Her own research extends that metaphor further. Ghosh’s team has worked on mapping quantum states of light onto collective atomic excitations. These “slow-light” techniques – using electromagnetically induced transparency or Raman interactions – allow photons to be stored and retrieved, forming the backbone of long-distance quantum communication (Phys. Rev. A.88 023852, EPL105 44002)
“Symbolically,” she adds, “it’s like passing the flame from one diya (lamp) to another. We’re not just spreading light – we’re preserving, encoding and transmitting it. Success comes through connection and collaboration.”
Beyond the shadows: Ghosh calls for the bright light of inclusivity in science. (Courtesy: Rupamanjari Ghosh)
The dark side of light
Ghosh is quick to note that in quantum physics, “darkness” is far from empty. “In quantum optics, even the vacuum is rich – with fluctuations that are essential to our understanding of the universe.”
Her group studies the transition from quantum to classical systems, using techniques such as error correction, shielding and coherence-preserving materials. “Decoherence – the loss of quantum behaviour through environmental interaction – is a constant threat. To build reliable quantum technologies, we must engineer around this fragility,” Ghosh explains.
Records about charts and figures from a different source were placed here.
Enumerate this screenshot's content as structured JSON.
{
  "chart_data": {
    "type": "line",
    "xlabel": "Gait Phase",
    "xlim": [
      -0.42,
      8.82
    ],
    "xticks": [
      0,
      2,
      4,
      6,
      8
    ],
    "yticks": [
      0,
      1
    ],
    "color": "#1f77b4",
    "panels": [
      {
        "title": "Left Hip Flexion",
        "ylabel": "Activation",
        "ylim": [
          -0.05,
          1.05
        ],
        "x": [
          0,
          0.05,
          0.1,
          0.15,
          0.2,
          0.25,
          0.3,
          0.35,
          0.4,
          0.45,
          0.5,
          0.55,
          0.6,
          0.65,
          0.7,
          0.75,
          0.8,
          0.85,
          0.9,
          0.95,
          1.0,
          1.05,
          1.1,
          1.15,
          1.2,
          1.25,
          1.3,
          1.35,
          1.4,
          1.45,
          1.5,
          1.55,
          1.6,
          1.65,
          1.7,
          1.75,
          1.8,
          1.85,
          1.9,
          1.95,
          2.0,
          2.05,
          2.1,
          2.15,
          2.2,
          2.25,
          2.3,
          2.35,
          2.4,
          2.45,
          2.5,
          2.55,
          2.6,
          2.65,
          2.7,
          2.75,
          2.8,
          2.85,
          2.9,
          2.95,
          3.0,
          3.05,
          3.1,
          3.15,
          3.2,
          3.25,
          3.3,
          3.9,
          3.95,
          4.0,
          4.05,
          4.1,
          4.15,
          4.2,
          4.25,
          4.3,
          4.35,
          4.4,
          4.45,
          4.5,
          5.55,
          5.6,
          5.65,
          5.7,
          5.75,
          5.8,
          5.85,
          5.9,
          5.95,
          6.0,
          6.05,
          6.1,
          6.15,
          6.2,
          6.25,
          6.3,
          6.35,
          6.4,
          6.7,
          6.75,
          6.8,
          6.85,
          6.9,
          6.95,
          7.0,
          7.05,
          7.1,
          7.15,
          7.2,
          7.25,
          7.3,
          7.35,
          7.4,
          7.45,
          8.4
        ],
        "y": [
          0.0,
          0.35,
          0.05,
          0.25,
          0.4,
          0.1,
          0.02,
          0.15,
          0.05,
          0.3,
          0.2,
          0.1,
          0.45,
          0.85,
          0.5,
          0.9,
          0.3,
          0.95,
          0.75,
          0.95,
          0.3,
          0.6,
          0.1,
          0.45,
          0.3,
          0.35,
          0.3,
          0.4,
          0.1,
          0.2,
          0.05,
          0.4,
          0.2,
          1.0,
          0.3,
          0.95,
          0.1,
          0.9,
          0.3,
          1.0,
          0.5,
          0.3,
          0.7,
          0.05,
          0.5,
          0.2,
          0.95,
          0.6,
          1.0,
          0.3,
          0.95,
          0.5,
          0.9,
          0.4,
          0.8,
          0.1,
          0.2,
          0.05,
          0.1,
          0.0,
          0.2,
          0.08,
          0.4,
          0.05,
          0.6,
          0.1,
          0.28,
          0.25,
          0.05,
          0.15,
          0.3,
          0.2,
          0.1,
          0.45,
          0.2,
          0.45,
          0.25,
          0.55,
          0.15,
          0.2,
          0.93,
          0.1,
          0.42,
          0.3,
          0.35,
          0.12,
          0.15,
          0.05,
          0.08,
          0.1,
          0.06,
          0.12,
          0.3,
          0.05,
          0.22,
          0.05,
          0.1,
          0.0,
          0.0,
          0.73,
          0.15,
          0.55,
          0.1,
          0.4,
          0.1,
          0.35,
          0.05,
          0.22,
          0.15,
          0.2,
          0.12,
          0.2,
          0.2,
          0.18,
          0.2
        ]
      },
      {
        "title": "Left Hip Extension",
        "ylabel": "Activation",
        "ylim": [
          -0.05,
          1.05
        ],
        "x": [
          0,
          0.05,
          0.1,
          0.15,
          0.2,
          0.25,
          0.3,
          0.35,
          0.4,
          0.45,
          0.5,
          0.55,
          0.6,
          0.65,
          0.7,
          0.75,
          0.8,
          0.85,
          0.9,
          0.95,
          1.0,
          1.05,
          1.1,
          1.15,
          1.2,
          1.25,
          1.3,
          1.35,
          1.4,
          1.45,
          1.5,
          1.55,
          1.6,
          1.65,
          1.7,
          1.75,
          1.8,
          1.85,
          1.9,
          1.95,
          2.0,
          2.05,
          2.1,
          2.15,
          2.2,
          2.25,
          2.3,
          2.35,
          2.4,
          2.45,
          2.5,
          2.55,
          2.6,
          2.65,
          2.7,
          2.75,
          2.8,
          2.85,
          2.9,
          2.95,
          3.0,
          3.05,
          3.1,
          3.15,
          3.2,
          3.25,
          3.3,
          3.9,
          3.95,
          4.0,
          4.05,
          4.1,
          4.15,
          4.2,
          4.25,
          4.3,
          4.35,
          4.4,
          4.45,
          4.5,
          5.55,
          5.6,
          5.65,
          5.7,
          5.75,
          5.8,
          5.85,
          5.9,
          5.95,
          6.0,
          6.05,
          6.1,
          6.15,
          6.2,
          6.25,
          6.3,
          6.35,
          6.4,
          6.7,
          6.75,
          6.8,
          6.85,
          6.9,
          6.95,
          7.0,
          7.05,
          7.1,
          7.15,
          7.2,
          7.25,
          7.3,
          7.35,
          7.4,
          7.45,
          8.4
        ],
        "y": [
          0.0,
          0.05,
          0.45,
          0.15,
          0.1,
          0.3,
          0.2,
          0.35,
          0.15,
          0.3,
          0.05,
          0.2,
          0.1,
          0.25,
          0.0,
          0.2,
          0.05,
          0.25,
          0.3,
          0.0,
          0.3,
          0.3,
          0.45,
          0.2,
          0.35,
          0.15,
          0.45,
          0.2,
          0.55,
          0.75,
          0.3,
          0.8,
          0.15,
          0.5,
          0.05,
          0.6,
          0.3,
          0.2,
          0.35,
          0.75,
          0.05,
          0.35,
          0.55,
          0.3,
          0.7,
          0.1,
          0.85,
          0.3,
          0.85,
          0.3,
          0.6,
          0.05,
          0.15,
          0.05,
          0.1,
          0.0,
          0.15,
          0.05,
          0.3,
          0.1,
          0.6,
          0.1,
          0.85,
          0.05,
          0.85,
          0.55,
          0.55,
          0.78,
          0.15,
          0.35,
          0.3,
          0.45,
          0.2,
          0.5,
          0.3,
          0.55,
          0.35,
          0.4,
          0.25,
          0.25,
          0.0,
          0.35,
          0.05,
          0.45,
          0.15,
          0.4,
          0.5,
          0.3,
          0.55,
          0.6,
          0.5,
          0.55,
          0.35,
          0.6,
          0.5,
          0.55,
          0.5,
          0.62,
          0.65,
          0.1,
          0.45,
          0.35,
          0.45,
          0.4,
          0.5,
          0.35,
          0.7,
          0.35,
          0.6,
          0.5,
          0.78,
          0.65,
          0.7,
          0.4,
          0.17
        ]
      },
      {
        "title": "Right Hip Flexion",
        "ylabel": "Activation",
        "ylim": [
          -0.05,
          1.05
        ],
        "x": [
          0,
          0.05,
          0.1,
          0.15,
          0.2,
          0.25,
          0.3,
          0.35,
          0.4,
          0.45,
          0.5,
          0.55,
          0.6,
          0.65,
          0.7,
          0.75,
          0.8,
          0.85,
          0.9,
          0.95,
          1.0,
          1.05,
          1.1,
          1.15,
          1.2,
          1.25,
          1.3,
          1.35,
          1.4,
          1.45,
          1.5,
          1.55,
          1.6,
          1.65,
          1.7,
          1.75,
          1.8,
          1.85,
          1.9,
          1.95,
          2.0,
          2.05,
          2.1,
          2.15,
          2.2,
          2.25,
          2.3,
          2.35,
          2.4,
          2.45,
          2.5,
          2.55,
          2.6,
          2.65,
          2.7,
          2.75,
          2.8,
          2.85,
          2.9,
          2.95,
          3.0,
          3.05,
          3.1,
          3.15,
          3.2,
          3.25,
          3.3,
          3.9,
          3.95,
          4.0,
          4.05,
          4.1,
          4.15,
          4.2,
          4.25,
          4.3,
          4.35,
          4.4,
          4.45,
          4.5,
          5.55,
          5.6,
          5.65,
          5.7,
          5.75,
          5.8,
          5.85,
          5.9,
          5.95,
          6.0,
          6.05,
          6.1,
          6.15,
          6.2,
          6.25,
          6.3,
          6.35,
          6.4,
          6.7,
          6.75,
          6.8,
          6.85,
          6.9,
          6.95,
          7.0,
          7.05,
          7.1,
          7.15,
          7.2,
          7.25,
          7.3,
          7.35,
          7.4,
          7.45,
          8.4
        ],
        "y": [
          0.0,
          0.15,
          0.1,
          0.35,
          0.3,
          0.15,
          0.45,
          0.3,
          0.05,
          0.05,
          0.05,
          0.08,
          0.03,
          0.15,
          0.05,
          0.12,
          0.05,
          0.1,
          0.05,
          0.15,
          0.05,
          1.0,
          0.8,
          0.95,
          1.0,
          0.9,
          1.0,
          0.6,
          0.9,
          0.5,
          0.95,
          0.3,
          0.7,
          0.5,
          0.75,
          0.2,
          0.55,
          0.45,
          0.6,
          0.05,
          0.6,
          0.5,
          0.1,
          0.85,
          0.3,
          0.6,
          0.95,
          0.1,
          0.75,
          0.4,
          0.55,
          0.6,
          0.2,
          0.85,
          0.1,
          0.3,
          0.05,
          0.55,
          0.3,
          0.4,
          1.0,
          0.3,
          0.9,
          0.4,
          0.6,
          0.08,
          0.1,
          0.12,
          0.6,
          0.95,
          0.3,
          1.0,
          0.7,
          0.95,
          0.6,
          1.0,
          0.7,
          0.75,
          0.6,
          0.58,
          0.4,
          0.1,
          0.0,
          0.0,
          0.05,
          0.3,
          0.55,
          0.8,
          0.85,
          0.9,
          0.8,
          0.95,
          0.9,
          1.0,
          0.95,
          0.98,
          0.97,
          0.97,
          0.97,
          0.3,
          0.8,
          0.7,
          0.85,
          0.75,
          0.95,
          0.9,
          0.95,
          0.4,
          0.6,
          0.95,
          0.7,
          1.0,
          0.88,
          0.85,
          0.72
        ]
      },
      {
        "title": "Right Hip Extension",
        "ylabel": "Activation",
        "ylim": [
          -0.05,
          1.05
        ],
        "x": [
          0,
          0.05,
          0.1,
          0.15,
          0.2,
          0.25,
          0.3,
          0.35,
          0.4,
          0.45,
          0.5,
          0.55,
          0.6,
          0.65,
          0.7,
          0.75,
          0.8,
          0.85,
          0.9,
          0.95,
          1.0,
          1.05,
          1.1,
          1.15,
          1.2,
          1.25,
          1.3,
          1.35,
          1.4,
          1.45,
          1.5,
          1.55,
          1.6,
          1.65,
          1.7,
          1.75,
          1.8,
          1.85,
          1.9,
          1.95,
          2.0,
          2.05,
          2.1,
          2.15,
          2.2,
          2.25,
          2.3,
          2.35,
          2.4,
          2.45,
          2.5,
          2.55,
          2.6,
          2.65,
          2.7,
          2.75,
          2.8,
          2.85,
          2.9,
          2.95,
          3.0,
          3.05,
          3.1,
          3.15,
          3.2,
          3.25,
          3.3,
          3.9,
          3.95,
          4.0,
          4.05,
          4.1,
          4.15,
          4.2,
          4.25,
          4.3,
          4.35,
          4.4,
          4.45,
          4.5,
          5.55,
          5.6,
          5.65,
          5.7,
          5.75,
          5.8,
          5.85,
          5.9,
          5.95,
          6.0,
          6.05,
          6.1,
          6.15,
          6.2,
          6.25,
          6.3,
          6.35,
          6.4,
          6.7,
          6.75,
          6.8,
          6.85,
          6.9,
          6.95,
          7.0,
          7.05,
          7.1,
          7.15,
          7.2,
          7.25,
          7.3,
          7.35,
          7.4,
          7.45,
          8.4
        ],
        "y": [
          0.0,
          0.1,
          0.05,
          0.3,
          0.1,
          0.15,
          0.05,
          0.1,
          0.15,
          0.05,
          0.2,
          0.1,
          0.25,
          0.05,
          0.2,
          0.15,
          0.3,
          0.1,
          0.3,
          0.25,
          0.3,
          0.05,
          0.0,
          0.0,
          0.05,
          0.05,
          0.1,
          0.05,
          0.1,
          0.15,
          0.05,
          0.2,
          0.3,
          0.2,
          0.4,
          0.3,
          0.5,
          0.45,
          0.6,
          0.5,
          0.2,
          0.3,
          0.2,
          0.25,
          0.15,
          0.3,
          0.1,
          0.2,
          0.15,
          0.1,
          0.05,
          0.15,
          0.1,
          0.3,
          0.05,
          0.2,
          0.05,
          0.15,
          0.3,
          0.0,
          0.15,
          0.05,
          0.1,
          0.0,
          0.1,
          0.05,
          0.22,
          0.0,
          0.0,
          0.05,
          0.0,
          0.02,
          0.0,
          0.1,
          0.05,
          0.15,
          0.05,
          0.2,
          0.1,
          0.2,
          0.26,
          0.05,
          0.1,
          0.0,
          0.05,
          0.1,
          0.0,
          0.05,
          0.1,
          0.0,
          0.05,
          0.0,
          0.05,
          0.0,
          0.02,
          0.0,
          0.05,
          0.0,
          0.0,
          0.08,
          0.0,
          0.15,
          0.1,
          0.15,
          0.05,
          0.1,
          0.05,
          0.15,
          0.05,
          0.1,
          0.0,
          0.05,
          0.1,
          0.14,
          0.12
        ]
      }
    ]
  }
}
There are also human-engineered shadows: some weaknesses in quantum communication devices aren’t due to the science itself – they come from mistakes or flaws in how humans built them. Hackers can exploit these “side channels” to get around security. “Security,” she warns, “is only as strong as the weakest engineering link.”
Beyond the lab, Ghosh finds poetic meaning in these challenges. “Decoherence isn’t just a technical problem – it helps us understand the arrows of time, why the universe evolves irreversibly. The dark side has its own lessons.”
Lighting every corner
For Ghosh, Diwali’s illumination is also a call for inclusivity in science. “No corner should remain dark,” she says. “Science thrives on diversity. Diverse teams ask broader questions and imagine richer answers. It’s not just morally right – it’s good for science.”
She argues that equity is not sameness but recognition of uniqueness. “Innovation doesn’t come from conformity. Gender diversity, for example, brings varied cognitive and collaborative styles – essential in a field like quantum science, where intuition is constantly stretched.”
The shadows she worries most about are not in the lab, but in academia itself. “Unconscious biases in mentorship or gatekeeping in opportunity can accumulate to limit visibility. Institutions must name and dismantle these hidden shadows through structural and cultural change.”
Her vision of inclusion extends beyond gender. “We shouldn’t think of work and life as opposing realms to ‘balance’,” she says. “It’s about creating harmony among all dimensions of life – work, family, learning, rejuvenation. That’s where true brilliance comes from.”
As the rows of diyas are lit this Diwali, Ghosh’s reflections remind us that light – whether classical or quantum – is both a physical and moral force: it connects, illuminates and endures. “Each advance in quantum science,” she concludes, “is another step in the age-old journey from darkness to light.”